Upper Burrell will soon undergo surveying for lateral fracking lines that could connect to natural gas company EQT’s Hermes well pad in neighboring Murrysville.
Township residents received letters this week from Wisconsin consulting firm Verdanterra, which will conduct the surveying.
“While surveying for well lateral locations, we may require access to properties in the township,” the letter reads.
It says access will be only by foot and that no land disturbance or brush cutting will occur.
“Our activities are limited to observation and measurement only,” it reads.

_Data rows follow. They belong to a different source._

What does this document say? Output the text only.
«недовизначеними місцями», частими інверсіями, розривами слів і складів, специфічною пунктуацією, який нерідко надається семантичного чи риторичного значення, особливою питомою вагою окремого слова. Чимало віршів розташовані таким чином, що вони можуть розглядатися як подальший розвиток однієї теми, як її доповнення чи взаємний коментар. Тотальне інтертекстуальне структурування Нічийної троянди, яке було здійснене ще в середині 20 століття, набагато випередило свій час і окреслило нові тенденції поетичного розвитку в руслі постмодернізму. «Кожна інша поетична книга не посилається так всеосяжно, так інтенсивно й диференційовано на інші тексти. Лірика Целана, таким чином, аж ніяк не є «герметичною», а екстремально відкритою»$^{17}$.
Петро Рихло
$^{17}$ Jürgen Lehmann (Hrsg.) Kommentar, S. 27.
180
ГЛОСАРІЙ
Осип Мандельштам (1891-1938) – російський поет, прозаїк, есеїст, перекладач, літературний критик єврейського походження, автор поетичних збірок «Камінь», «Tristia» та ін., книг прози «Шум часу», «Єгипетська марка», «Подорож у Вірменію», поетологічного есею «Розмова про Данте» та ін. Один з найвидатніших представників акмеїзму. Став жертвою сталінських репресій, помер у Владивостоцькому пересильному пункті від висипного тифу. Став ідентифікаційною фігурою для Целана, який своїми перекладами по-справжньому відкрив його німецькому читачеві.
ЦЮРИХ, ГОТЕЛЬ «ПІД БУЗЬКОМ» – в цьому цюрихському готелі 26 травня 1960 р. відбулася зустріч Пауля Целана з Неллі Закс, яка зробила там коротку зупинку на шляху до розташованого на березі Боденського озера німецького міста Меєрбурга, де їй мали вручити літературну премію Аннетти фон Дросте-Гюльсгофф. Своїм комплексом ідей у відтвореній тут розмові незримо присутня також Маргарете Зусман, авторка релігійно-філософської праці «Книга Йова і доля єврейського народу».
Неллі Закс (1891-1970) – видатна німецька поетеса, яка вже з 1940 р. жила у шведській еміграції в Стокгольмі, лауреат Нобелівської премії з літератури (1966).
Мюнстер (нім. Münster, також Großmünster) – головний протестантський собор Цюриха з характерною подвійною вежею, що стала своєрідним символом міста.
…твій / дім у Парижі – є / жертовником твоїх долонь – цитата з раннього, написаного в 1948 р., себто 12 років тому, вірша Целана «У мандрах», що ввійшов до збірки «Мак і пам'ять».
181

Township Supervisor Chairman Ross Walker said the letter is standard practice, and the township has been surveyed in the past.
“It’s innocuous,” Walker said. “It doesn’t hurt anything. It’s just a standard operating procedure, just notifying that there could be somebody, maybe, on your property.”
He said the township was not contacted before the letters went out.
EQT and Verdanterra did not respond to calls for comment Thursday.
Lateral lines are installed horizontally and connect to a well pad that can be several miles away.
The average length of well lateral lines in the Appalachia region has increased by thousands of feet in the past 15 years, according to The American Oil and Gas Reporter.
The Hermes well pad was built in 2024, then owned by Olympus Energy. In 2025, EQT acquired Olympus for $1.8 billion.
In 2024, Murrysville officials approved temporary infrastructure that would connect the Hephaestus well pad in Upper Burrell to the Hermes well pad on the border of Murrysville and Plum.
Upper Burrell has seven well sites, according to marcellusgas.org.